Multiplex de novo sequencing of peptide antibiotics.

作者信息

Mohimani Hosein, Liu Wei-Ting, Yang Yu-Liang, Gaudêncio Susana P, Fenical William, Dorrestein Pieter C, Pevzner Pavel A

机构信息

Department of Electrical and Computer Engineering, University of California San Diego, San Diego, California 92092, USA.

出版信息

J Comput Biol. 2011 Nov;18(11):1371-81. doi: 10.1089/cmb.2011.0158. Epub 2011 Oct 28.

DOI:10.1089/cmb.2011.0158
PMID:22035290
原文链接:https://pmc.ncbi.nlm.nih.gov/articles/PMC3216106/
Abstract

Proliferation of drug-resistant diseases raises the challenge of searching for new, more efficient antibiotics. Currently, some of the most effective antibiotics (i.e., Vancomycin and Daptomycin) are cyclic peptides produced by non-ribosomal biosynthetic pathways.
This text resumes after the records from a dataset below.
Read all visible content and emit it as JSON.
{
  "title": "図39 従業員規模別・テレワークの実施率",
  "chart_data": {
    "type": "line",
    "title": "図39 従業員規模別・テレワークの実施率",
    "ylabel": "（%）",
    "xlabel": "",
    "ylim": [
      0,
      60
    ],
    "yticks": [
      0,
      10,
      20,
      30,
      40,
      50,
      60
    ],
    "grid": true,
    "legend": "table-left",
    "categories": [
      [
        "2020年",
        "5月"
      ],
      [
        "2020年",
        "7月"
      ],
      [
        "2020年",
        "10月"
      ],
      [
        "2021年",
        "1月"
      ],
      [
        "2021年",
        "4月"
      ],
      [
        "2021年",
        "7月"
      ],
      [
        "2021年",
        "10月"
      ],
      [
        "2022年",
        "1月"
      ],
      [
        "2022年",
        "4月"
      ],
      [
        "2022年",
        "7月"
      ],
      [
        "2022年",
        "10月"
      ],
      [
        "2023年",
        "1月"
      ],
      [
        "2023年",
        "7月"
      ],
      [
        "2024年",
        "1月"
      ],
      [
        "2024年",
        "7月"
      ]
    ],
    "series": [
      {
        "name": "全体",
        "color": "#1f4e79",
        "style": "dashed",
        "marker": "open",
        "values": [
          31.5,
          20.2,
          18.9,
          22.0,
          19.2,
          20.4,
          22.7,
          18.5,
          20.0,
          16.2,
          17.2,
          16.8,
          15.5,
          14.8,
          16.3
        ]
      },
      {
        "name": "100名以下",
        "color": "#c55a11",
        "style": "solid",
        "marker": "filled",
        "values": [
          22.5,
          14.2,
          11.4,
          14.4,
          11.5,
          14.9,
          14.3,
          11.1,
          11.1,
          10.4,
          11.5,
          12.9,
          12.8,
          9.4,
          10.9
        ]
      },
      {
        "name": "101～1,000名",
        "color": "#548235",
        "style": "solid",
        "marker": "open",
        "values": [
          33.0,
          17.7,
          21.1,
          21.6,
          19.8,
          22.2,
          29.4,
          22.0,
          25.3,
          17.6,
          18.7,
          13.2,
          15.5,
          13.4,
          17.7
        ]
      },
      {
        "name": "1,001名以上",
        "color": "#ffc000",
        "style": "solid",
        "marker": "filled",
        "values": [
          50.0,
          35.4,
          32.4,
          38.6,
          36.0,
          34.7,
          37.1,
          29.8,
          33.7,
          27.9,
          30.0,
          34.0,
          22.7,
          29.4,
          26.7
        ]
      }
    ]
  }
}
The isolation and sequencing of cyclic peptide antibiotics, unlike the same activity with linear peptides, is time-consuming and error-prone. The dominant technique for sequencing cyclic peptides is nuclear magnetic resonance (NMR)-based and requires large amounts (milligrams) of purified materials that, for most compounds, are not possible to obtain. Given these facts, there is a need for new tools to sequence cyclic non-ribosomal peptides (NRPs) using picograms of material. Since nearly all cyclic NRPs are produced along with related analogs, we develop a mass spectrometry approach for sequencing all related peptides at once (in contrast to the existing approach that analyzes individual peptides). Our results suggest that instead of attempting to isolate and NMR-sequence the most abundant compound, one should acquire spectra of many related compounds and sequence all of them simultaneously using tandem mass spectrometry. We illustrate applications of this approach by sequencing new variants of cyclic peptide antibiotics from Bacillus brevis, as well as sequencing a previously unknown family of cyclic NRPs produced by marine bacteria. Supplementary Material is available online at www.liebertonline.com/cmb.

摘要

耐药性疾病的扩散给寻找新型、更高效抗生素带来了挑战。目前,一些最有效的抗生素(如万古霉素和达托霉素)是通过非核糖体生物合成途径产生的环肽。与线性肽的相同活性不同,环肽抗生素的分离和测序既耗时又容易出错。环肽测序的主要技术基于核磁共振(NMR),需要大量(毫克级)的纯化材料,而对于大多数化合物来说,这些材料是无法获得的。鉴于这些事实,需要新的工具来使用皮克级的材料对环肽非核糖体肽(NRP)进行测序。由于几乎所有的环NRP都是与相关类似物一起产生的,我们开发了一种质谱方法,可以一次性对所有相关肽进行测序(与分析单个肽的现有方法形成对比)。我们的结果表明,不应试图分离最丰富的化合物并对其进行核磁共振测序,而应获取许多相关化合物的光谱,并使用串联质谱同时对它们进行测序。我们通过对短短芽孢杆菌环肽抗生素的新变体进行测序,以及对海洋细菌产生的一个以前未知的环NRP家族进行测序,来说明这种方法的应用。补充材料可在www.liebertonline.com/cmb上在线获取。